We continue our 'I'm too old for' series with comedian and Seven Sharp presenter Rhiannon McCall who can no longer tolerate maintaining her social life across a multitude of apps. By Emily Simpson
If Rhiannon McCall could go back to an age it would be the 1980s. She’s a bona fide fan of the decade when hair was high, greed was good, Bill Cosby was decent, and the family phone was firmly attached to the wall.

Although by “go back” McCall doesn’t mean “return”. The comedian, actor, writer and presenter is a ’90s child who just turned 30, a fresh but inarguably adult age when many wake up to exactly what they can and cannot tolerate in life. For McCall the latter is pinball wizard approach to communication. “I hate juggling multiple conversations on different apps,” she says.
You know the lineup: facebook messenger, Instagram DMs, Snapchat, WhatsApp, TikTok and texting. Not to mention ye olde email.
“I sound like a conspiracy theorist but I feel like these apps are always trying to rope you in,” she says. “I think we would be way more time efficient if we just called each other.”

Although a Millennial, the generation that supposedly fears and loathes phone calls, McCall fondly remembers the antique world of the landline. “You’d get home from school, you’d call up your friend, you’d get their mum on the phone, you’d ask to speak to your friend, and then you’d have to get off because your mum wanted to use the computer.”

Growing up in Christchurch, this period was prolonged, she says. “Mum and Dad got their landline reconnected after the earthquake, which happened when I was at high school, because mobile phone networks were affected and you couldn’t call anyone.”
And the meandering phone talking habit stuck. McCall likes to walk to and from work and her phone is a key part of the journey. “I’m either listening to music or I’m talking to my mum or my nana. About nothing. But I do love talking on the phone.”
The rest of the time, her phone is a flashing blinking irritant. “I get overwhelmed because you’re constantly getting little pings, like even a smiley face or a ‘haha’ makes you feel you need to respond. When people see my phone they’re always shocked by the number of unread messages on there. If I look at it now, I have 397 unread messages on there which I might see but not act on. My boyfriend just messaged me ‘have a great day’ which I thought was nice but didn’t think needed a reply.”

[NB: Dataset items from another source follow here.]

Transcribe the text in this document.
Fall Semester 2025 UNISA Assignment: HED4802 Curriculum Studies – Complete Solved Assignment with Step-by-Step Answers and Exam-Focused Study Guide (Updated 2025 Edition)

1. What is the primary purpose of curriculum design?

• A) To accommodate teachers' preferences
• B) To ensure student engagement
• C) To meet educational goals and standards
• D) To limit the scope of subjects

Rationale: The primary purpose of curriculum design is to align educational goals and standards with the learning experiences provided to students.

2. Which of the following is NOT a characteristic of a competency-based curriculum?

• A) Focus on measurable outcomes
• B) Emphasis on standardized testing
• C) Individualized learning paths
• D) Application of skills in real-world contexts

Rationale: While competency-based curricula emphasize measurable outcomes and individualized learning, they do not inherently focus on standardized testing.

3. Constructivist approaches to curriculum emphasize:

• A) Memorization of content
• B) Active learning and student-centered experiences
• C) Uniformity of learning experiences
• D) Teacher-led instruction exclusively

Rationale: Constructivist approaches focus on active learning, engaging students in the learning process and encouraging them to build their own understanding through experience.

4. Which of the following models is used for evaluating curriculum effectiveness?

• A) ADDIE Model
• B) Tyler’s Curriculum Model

McCall admits most apps, individually, have their use (FB messenger is for group social events, texting is for her parents and brother, Whatsapp is for travel) there are some that have zero place in her life. One is X, formerly known as Twitter, “I never quite got on there and I feel happy about that”. She also recently deleted Tiktok. And then there’s Snapchat. “Way back in the mists of time when I was on the dating apps, if you met someone who wanted to use Snapchat it was a red flag, a ‘be aware’ because usually they’d be wanting to send you naughty photos... Since then I’ve never used it.”
One app that still has a big role in her life, though she wishes it didn’t, is Instagram. “I’ve put a limit of an hour a day on it, which I usually go over which is sad... I think Instagram is a little bit about keeping up with the Joneses,” says McCall. “At the moment I have a few friends over in Europe for the summer and some of them are going to the Edinburgh Festival and things which is great, but because they’re posting all the time it’s tricking me into feeling like I’m lacking something in my life, when I know logically that I’m not.

“I think being able to see how much people are up to is no good for your mental health. Like I’ve had conversations with my boyfriend where I haven't heard from him and I’ll say ‘I can see on Instagram that you’re active!’ That kind of thing is, I think, risky and toxic.”
And not possible in that bygone decade that she never knew but misses all the same. “U2, Cyndi Lauper, The Fresh Prince of Bel-Air, Julia Roberts rom coms,” she lists. “Although the last two were technically ’90s... I really love the 80s. I think if I could go back I would.
"I reckon I want my pager and my landline and that’s it.”